Prime Minister Benjamin Netanyahu on Tuesday denied Israeli reports as “utter fake news” the landmark agreement to establish diplomatic ties with the United Arab Emirates includes allowing Abu Dhabi to purchase the most advanced fighter jets and UAVs from the U.S.

“From the get-go, the prime minister objected to the sale of F-35 jets and other advanced weapons to any countries in the Middle East, including Arab countries that make peace with Israel,” the Prime Minister’s Office said in a statement.

“The prime minister expressed that consistent stance time and again before the U.S. administration, and that hasn’t changed,” the statement said.

The agreement does not include any weapons deals between Washington and Abu Dhabi, the statement said.

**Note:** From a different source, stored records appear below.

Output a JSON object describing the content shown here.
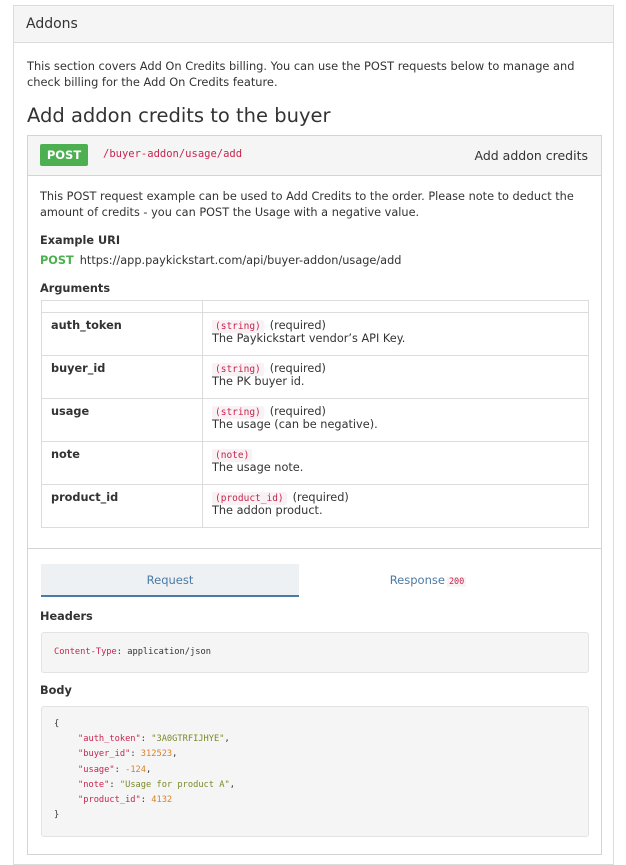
{
  "section": {
    "title": "Addons",
    "intro": "This section covers Add On Credits billing. You can use the POST requests below to manage and check billing for the Add On Credits feature."
  },
  "endpoint": {
    "heading": "Add addon credits to the buyer",
    "method": "POST",
    "path": "/buyer-addon/usage/add",
    "title": "Add addon credits",
    "description": "This POST request example can be used to Add Credits to the order. Please note to deduct the amount of credits - you can POST the Usage with a negative value.",
    "example_uri_label": "Example URI",
    "uri_method": "POST",
    "uri": "https://app.paykickstart.com/api/buyer-addon/usage/add",
    "arguments_label": "Arguments",
    "arguments": [
      {
        "name": "auth_token",
        "type": "(string)",
        "required": "(required)",
        "desc": "The Paykickstart vendor’s API Key."
      },
      {
        "name": "buyer_id",
        "type": "(string)",
        "required": "(required)",
        "desc": "The PK buyer id."
      },
      {
        "name": "usage",
        "type": "(string)",
        "required": "(required)",
        "desc": "The usage (can be negative)."
      },
      {
        "name": "note",
        "type": "(note)",
        "required": "",
        "desc": "The usage note."
      },
      {
        "name": "product_id",
        "type": "(product_id)",
        "required": "(required)",
        "desc": "The addon product."
      }
    ],
    "tabs": {
      "request": "Request",
      "response": "Response",
      "response_code": "200"
    },
    "headers_label": "Headers",
    "header_key": "Content-Type",
    "header_value": "application/json",
    "body_label": "Body",
    "body": {
      "open": "{",
      "close": "}",
      "fields": [
        {
          "key": "\"auth_token\"",
          "value": "\"3A0GTRFIJHYE\"",
          "kind": "s",
          "comma": ","
        },
        {
          "key": "\"buyer_id\"",
          "value": "312523",
          "kind": "n",
          "comma": ","
        },
        {
          "key": "\"usage\"",
          "value": "-124",
          "kind": "n",
          "comma": ","
        },
        {
          "key": "\"note\"",
          "value": "\"Usage for product A\"",
          "kind": "s",
          "comma": ","
        },
        {
          "key": "\"product_id\"",
          "value": "4132",
          "kind": "n",
          "comma": ""
        }
      ]
    }
  }
}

“The consistent opposition to the sale of F-35 jets was reinforced on June 2 after the head of the National Security Council [Meir Ben-Shabbat] spoke to Air Force Commander Amikam Norkin, at the prime minister’s request,” the statement said. Foreign Minister Gabi Ashkenazi said in a press briefing that “we are not familiar with any defense-related promises as part of the deal with the UAE, and if there are they weren’t made with the consultation or knowledge of myself or the Foreign Ministry.

“The IDF’s military edge is one of the most important aspects of our security,” he added.

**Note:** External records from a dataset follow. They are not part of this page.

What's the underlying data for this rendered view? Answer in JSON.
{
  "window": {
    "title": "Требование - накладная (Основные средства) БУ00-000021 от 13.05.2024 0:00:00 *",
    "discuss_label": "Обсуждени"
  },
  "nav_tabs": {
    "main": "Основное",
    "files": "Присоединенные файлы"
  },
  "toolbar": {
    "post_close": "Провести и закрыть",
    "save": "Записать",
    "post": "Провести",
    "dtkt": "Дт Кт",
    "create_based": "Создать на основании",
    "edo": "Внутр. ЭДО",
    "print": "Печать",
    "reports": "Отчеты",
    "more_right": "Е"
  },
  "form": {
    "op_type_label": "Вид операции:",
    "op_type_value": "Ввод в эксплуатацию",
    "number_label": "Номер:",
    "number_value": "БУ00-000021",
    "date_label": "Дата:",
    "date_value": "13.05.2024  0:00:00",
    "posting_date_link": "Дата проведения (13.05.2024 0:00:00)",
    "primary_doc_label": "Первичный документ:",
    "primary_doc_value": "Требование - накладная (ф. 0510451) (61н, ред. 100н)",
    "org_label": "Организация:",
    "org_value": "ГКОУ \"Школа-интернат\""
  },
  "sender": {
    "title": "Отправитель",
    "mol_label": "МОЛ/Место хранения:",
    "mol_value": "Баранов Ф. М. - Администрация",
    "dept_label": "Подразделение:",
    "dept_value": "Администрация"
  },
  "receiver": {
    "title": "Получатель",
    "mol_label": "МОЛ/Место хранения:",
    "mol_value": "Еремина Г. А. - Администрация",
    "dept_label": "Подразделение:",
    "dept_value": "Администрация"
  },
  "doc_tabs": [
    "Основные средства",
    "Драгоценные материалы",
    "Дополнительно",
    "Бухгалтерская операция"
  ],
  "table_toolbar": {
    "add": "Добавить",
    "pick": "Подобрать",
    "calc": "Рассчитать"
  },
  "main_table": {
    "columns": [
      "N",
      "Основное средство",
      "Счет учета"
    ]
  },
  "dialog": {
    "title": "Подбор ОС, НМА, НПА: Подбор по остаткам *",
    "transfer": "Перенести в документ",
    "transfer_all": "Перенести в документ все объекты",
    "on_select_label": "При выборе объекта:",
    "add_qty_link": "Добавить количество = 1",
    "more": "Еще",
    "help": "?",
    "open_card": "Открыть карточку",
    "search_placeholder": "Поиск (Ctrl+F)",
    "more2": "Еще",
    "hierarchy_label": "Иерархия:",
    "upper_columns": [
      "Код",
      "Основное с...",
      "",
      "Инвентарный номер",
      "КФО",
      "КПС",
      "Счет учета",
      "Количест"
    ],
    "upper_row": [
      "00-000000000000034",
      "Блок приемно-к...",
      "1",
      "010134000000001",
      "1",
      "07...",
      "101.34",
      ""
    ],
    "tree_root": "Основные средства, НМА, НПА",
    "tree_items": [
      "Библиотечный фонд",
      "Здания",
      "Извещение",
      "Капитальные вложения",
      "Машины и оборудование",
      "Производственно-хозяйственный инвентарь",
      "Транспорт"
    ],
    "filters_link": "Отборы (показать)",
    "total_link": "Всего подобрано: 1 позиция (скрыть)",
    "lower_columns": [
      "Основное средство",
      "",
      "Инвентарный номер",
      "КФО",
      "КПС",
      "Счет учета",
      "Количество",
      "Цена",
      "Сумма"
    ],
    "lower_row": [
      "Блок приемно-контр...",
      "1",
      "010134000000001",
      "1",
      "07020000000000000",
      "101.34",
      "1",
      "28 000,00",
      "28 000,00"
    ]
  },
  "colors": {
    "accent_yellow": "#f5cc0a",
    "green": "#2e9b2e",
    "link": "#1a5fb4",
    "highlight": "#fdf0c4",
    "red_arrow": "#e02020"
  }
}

The UAE, among the world’s biggest defense spenders, has voiced its desire to purchase F-35s but a pledge made by the U.S. after the 1973 Yom Kippur War to preserve Israel’s “qualitative military edge” in the region prevents it from doing so.

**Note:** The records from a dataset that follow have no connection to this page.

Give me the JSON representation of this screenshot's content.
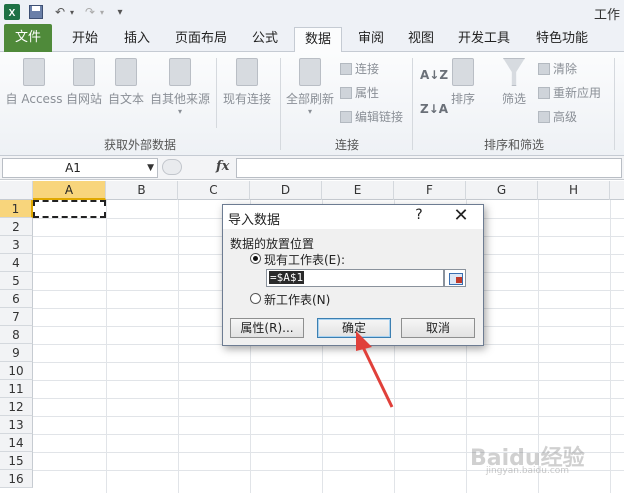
{
  "window": {
    "title": "工作"
  },
  "quick_access": {
    "icons": [
      "excel-logo-icon",
      "save-icon",
      "undo-icon",
      "redo-icon",
      "customize-icon"
    ]
  },
  "tabs": [
    {
      "label": "文件"
    },
    {
      "label": "开始"
    },
    {
      "label": "插入"
    },
    {
      "label": "页面布局"
    },
    {
      "label": "公式"
    },
    {
      "label": "数据"
    },
    {
      "label": "审阅"
    },
    {
      "label": "视图"
    },
    {
      "label": "开发工具"
    },
    {
      "label": "特色功能"
    }
  ],
  "active_tab": "数据",
  "ribbon": {
    "get_external": {
      "label": "获取外部数据",
      "buttons": [
        "自 Access",
        "自网站",
        "自文本",
        "自其他来源",
        "现有连接"
      ]
    },
    "connections": {
      "label": "连接",
      "refresh_all": "全部刷新",
      "items": [
        "连接",
        "属性",
        "编辑链接"
      ]
    },
    "sort_filter": {
      "label": "排序和筛选",
      "sort": "排序",
      "filter": "筛选",
      "items": [
        "清除",
        "重新应用",
        "高级"
      ]
    }
  },
  "formula_bar": {
    "name_box": "A1",
    "fx": "fx",
    "formula": ""
  },
  "grid": {
    "columns": [
      "A",
      "B",
      "C",
      "D",
      "E",
      "F",
      "G",
      "H"
    ],
    "rows": [
      "1",
      "2",
      "3",
      "4",
      "5",
      "6",
      "7",
      "8",
      "9",
      "10",
      "11",
      "12",
      "13",
      "14",
      "15",
      "16"
    ],
    "selected_cell": "A1"
  },
  "dialog": {
    "title": "导入数据",
    "help": "?",
    "close": "✕",
    "section_label": "数据的放置位置",
    "option_existing": "现有工作表(E):",
    "option_new": "新工作表(N)",
    "selected_option": "existing",
    "reference": "=$A$1",
    "buttons": {
      "properties": "属性(R)...",
      "ok": "确定",
      "cancel": "取消"
    }
  },
  "watermark": {
    "text": "Baidu经验",
    "sub": "jingyan.baidu.com"
  },
  "colors": {
    "file_tab": "#4f8a3a",
    "selection": "#f8d57c",
    "arrow": "#e0403a",
    "dialog_border": "#6d7c92"
  }
}
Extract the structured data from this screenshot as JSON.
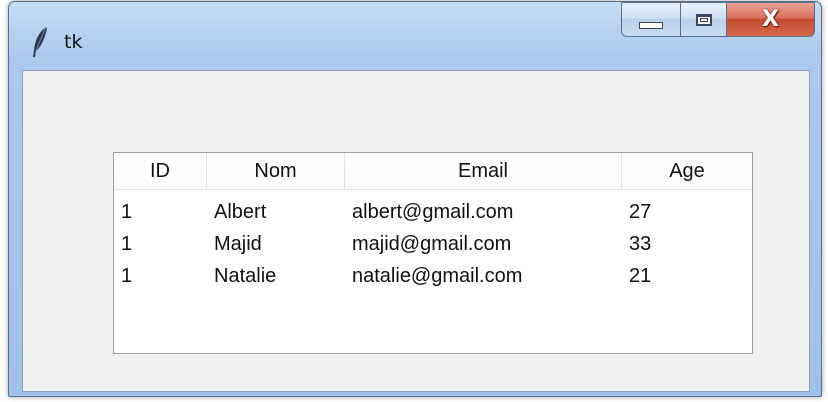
{
  "window": {
    "title": "tk"
  },
  "caption_buttons": {
    "minimize_icon": "minimize-icon",
    "maximize_icon": "maximize-icon",
    "close_label": "X"
  },
  "treeview": {
    "columns": [
      "ID",
      "Nom",
      "Email",
      "Age"
    ],
    "rows": [
      [
        "1",
        "Albert",
        "albert@gmail.com",
        "27"
      ],
      [
        "1",
        "Majid",
        "majid@gmail.com",
        "33"
      ],
      [
        "1",
        "Natalie",
        "natalie@gmail.com",
        "21"
      ]
    ]
  },
  "colors": {
    "close_button": "#c44b31",
    "titlebar": "#b7d2f0",
    "client_bg": "#f0f0f0"
  }
}
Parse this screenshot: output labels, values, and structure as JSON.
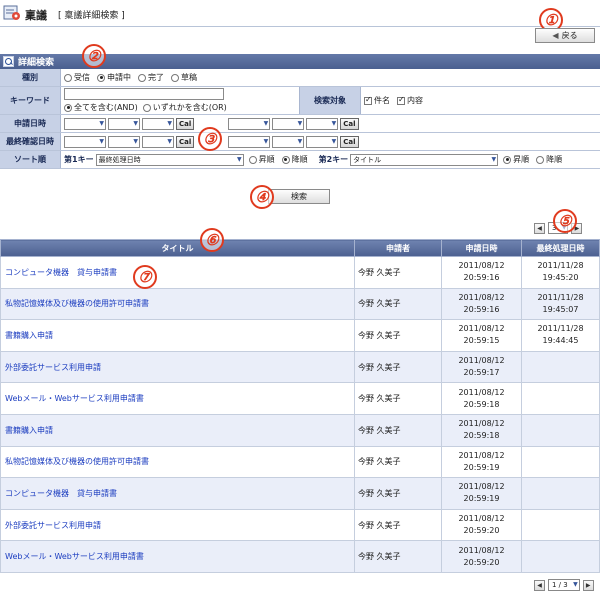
{
  "header": {
    "title": "稟議",
    "subtitle": "[ 稟議詳細検索 ]"
  },
  "back_button": "戻る",
  "callouts": [
    "①",
    "②",
    "③",
    "④",
    "⑤",
    "⑥",
    "⑦"
  ],
  "panel": {
    "title": "詳細検索",
    "type_label": "種別",
    "type_options": [
      "受信",
      "申請中",
      "完了",
      "草稿"
    ],
    "keyword_label": "キーワード",
    "keyword_value": "",
    "keyword_mode": [
      "全てを含む(AND)",
      "いずれかを含む(OR)"
    ],
    "target_label": "検索対象",
    "target_options": [
      "件名",
      "内容"
    ],
    "date1_label": "申請日時",
    "date2_label": "最終確認日時",
    "cal_label": "Cal",
    "sort_label": "ソート順",
    "key1_label": "第1キー",
    "key1_value": "最終処理日時",
    "key2_label": "第2キー",
    "key2_value": "タイトル",
    "asc": "昇順",
    "desc": "降順"
  },
  "search_button": "検索",
  "pager_top": {
    "value": "3"
  },
  "pager_bottom": {
    "value": "1 / 3"
  },
  "table": {
    "headers": [
      "タイトル",
      "申請者",
      "申請日時",
      "最終処理日時"
    ],
    "rows": [
      [
        "コンピュータ機器　貸与申請書",
        "今野 久美子",
        "2011/08/12",
        "20:59:16",
        "2011/11/28",
        "19:45:20"
      ],
      [
        "私物記憶媒体及び機器の使用許可申請書",
        "今野 久美子",
        "2011/08/12",
        "20:59:16",
        "2011/11/28",
        "19:45:07"
      ],
      [
        "書籍購入申請",
        "今野 久美子",
        "2011/08/12",
        "20:59:15",
        "2011/11/28",
        "19:44:45"
      ],
      [
        "外部委託サービス利用申請",
        "今野 久美子",
        "2011/08/12",
        "20:59:17",
        "",
        ""
      ],
      [
        "Webメール・Webサービス利用申請書",
        "今野 久美子",
        "2011/08/12",
        "20:59:18",
        "",
        ""
      ],
      [
        "書籍購入申請",
        "今野 久美子",
        "2011/08/12",
        "20:59:18",
        "",
        ""
      ],
      [
        "私物記憶媒体及び機器の使用許可申請書",
        "今野 久美子",
        "2011/08/12",
        "20:59:19",
        "",
        ""
      ],
      [
        "コンピュータ機器　貸与申請書",
        "今野 久美子",
        "2011/08/12",
        "20:59:19",
        "",
        ""
      ],
      [
        "外部委託サービス利用申請",
        "今野 久美子",
        "2011/08/12",
        "20:59:20",
        "",
        ""
      ],
      [
        "Webメール・Webサービス利用申請書",
        "今野 久美子",
        "2011/08/12",
        "20:59:20",
        "",
        ""
      ]
    ]
  },
  "colors": {
    "accent": "#4a5f8f",
    "link": "#1d3ec0",
    "callout": "#e03a1e"
  }
}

According to one report published in the Hebrew-language Yediot Aharonot daily, an arms deal to the tune of tens of billions of dollars was what convinced the UAE to go ahead and sign the normalization pact.

Intelligence Minister Eli Cohen told the KAN public broadcaster that he was unaware of such a stipulation.

“It didn’t happen,” Cohen said. “There was no discussion of authorizing such an article in the Diplomatic-Security Cabinet. I won’t approve a situation in which there is a change in Israel’s qualitative security advantage in the region.”

“Israel’s policy is to maintain its military advantage in the region. That is also our request of the US and it must respect that. The US also asks us not to conduct weapons sales to other countries and we respect it.”

Defense Minister Benny Gantz warned about the reported sale of F-35s.

“It’s not good for Israel that the plane is going around in other places. We need to talk to the Emiratis, to the Americans, and make sure that our security interests are being upheld,” he said.

He added that neither he nor Finance Minister Gabi Ashkenazi were informed ahead of time about the UAE deal.

“I believe that it was improper that we weren’t updated. I know that I’ve never in my life leaked anything,” he said. “When I want to give a briefing, I call you [journalists]. Leaks are other people’s games.”

Following trilateral talks between the three countries Thursday, the White House announced that Israel and the UAE had signed an agreement to establish full diplomatic relations.

Netanyahu described it as a “historic moment of breakthrough for peace.”

“It marks the dawning of new era for Israel’s relations with the Arab world,” he said.

The deal marks the third Arab country to hold diplomatic ties with the Jewish state after Egypt and Jordan. Most of the Arab world does not recognize the existence of Israel.